Tracking people has special challenges to convince field workers to wear their tag and because it means that a lot of expectation of reliability is put upon the system. In an emergency, it helps the rescue crew if they know where you are so they can pick you up.

Mulder says there is a need to use more information technology in process facilities. “How can we equip field workers with what is available today outside? We hire the brightest people from universities and then give them metal tools to work on electrical systems.”

Statoil has installed a permanent reservoir monitoring solution on the Snorre field. Such systems produce data, which needs transporting. Photo from Statoil/by Harald Pettersen. 

Robotics developments

On the robotics side, ROVs have been successfully deployed for seabed operations for many years, so why not put wheels on the ROV and make it drive around? Enter the Sensabot inspection robot, which is to be deployed next year in the Kashagan field in the northern Caspian Sea. Working in this field is challenging due to the area’s extreme climate and the high concentration of hydrogen sulfide gas present in the Kashagan reservoir. It can be used as a first responder if the H2S alarm goes off, rather than sending in a human being, which means “we can recover faster, restart operations faster, get to the root cause faster,” Mulder says.

Sensabot features a mobile robotic base with a sensor boom tipped with inspection sensors. It can operate in extreme temperatures and explosive and toxic atmospheres. A human operator remotely drives Sensabot and uses its sensors to inspect pipes, fittings, and valves. The robot is small enough to go almost anywhere a human worker can go and will be equipped to detect obstacles in its path. Sensabot is designed to meet IECEx Zone 1 standards for explosive environments and ANSI safety standards for guided industrial vehicles.

Another robot initiative is PETROBOT, a three-year European Union (EU) project set-up in September 2013, together with a consortium of 10 European companies led by Shell. PETROBOT will involve partners from the Netherlands, the UK, Sweden, Norway, Switzerland, and Germany. The EU is contributing €3.7 million to the €6.2 million project.

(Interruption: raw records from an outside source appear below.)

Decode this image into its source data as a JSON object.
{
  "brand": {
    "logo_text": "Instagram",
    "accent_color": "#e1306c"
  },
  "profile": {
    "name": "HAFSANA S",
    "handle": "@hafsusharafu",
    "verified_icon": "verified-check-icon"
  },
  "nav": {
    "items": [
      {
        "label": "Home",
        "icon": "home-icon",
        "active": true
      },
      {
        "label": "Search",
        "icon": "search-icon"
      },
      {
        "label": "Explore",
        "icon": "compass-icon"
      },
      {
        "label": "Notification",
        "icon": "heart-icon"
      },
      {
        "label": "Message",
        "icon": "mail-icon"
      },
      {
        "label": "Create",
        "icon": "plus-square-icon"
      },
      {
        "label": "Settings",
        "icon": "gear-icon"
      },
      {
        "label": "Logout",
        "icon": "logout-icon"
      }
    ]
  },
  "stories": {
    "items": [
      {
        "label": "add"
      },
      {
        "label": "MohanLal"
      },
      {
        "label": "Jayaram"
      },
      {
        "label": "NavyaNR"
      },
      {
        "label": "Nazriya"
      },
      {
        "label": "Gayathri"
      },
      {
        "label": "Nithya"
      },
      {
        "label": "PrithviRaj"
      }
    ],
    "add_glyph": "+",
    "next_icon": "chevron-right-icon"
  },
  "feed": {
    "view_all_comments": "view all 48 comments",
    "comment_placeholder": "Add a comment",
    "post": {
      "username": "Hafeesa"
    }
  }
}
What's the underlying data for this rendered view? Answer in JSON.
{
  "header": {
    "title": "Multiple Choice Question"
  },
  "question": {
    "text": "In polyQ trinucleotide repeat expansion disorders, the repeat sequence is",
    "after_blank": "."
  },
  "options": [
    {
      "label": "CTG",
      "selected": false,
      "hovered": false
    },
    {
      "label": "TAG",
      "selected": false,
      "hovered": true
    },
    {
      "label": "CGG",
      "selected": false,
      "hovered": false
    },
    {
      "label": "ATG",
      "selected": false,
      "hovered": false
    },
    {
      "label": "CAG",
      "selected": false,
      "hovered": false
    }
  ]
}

The plan is to develop two types of inspection robots, to inspect pressure vessels while taken out of service, and to inspect storage tanks while in-service; with two main focus areas – to develop remotely deployed inspection tools for industrial environment, and the develop a market for these tools.

But, Mulder points out, robots need connectivity everywhere, as would a human. “We don’t want a situation where it drives into a black spot, and someone has to go in and push it out again.” Low latency was also important. “We need local coverage including in vessel connectivity for robots,” he says.

“At some stage I thought my job was developing new technology for Shell. Right now it is more like developing Shell to use new technology.” More stuff becomes available all the time, but it is about convincing people to use it smartly, he says.

“I’m trying to organize networks of young people, basically because the older people see this stuff, don’t get the click and it doesn’t happen. They have to be the decision makers, so I’d like to generate a network of younger people, who say, of course we want this, a supply chain of younger people that says: you have this problem, you have the network. I know how to design it.”